What happens if the grid contains zeros?
Zeros are handled naturally by the algorithm. A zero simply means that cell contributes nothing to the path sum. The DP recurrence still picks the maximum of the cell above or to the left, then adds the current cell value (zero). The algorithm works correctly for any non-negative integers.
How do you reconstruct the actual path, not just the sum?
After building the DP table, start at the bottom-right cell and trace backwards. At each cell, compare memo[r-1][c] and memo[r][c-1]. Move to whichever is larger (that is where the current cell got its value from). Continue until you reach the top-left corner. Reverse the collected cells to get the path from start to finish.
What is the time complexity of the brute force recursive approach?
The brute force recursive approach has O(2^(m+n)) time complexity. At each cell, you branch into two recursive calls (down and right), creating a binary decision tree. The depth of this tree is m+n-2 (total steps from top-left to bottom-right), giving exponential growth. Memoization or tabulation eliminates redundant computation.

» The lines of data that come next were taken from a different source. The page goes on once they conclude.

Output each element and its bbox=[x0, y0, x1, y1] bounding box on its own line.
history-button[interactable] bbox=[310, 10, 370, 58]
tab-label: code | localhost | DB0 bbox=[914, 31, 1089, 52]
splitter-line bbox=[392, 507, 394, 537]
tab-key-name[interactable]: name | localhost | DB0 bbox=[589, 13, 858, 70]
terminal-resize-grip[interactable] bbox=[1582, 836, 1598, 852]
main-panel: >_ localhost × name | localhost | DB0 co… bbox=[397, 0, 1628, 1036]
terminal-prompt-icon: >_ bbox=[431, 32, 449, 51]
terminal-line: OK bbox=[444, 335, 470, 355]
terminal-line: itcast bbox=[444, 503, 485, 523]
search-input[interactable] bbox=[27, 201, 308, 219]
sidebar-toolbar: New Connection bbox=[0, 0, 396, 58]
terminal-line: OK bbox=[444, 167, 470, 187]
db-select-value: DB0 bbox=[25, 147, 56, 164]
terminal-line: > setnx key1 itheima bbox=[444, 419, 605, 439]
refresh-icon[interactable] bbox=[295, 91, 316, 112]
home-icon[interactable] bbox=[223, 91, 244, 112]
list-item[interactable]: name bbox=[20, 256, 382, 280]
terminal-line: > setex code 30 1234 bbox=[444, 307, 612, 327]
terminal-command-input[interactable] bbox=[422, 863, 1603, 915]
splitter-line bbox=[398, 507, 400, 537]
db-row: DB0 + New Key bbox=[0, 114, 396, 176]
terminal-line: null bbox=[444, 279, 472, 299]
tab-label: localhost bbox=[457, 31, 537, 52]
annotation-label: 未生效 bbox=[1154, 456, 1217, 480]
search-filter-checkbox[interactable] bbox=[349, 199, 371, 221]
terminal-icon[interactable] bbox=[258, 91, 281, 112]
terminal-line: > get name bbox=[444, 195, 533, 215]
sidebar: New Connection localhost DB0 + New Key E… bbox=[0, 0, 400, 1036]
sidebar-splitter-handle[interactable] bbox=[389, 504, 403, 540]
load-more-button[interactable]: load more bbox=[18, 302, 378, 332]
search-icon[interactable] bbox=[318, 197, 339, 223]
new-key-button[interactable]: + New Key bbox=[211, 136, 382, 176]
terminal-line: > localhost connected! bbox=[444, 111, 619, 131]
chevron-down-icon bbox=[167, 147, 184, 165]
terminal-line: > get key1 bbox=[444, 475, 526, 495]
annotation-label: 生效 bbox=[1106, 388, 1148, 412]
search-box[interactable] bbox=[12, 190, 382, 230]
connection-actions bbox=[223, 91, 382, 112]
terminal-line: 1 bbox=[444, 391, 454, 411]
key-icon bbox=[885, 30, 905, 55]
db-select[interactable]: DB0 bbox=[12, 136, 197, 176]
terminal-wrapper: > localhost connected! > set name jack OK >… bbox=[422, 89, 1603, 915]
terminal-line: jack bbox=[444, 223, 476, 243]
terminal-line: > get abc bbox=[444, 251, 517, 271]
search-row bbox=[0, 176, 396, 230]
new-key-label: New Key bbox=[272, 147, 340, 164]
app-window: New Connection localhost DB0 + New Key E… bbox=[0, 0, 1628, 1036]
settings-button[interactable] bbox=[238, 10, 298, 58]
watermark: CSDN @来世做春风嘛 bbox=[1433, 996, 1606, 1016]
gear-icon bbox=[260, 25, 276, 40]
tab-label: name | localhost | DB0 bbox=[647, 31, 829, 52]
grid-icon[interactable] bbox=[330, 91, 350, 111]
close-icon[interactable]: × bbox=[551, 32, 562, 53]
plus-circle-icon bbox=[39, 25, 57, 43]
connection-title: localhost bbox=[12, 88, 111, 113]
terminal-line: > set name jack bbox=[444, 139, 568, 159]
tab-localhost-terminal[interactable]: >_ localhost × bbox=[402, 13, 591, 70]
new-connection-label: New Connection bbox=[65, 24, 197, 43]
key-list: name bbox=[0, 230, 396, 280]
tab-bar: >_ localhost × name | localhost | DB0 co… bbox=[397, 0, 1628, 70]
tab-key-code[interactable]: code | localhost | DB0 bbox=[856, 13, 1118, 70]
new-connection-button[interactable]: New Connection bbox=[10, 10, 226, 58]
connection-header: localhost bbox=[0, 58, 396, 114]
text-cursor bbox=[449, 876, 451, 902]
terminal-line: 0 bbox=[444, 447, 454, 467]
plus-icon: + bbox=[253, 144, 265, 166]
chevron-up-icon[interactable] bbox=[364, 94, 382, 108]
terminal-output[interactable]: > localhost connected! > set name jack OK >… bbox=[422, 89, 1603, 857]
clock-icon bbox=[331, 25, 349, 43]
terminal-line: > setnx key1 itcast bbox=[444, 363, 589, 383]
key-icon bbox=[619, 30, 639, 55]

Why is tabulation preferred over memoization for this problem in interviews?
Both approaches have the same time and space complexity. Tabulation (bottom-up) is often preferred because it avoids recursion overhead, eliminates the risk of stack overflow on large grids, and makes the iteration order explicit. It is also easier to optimize to O(n) space since you can clearly see that only the previous row is needed.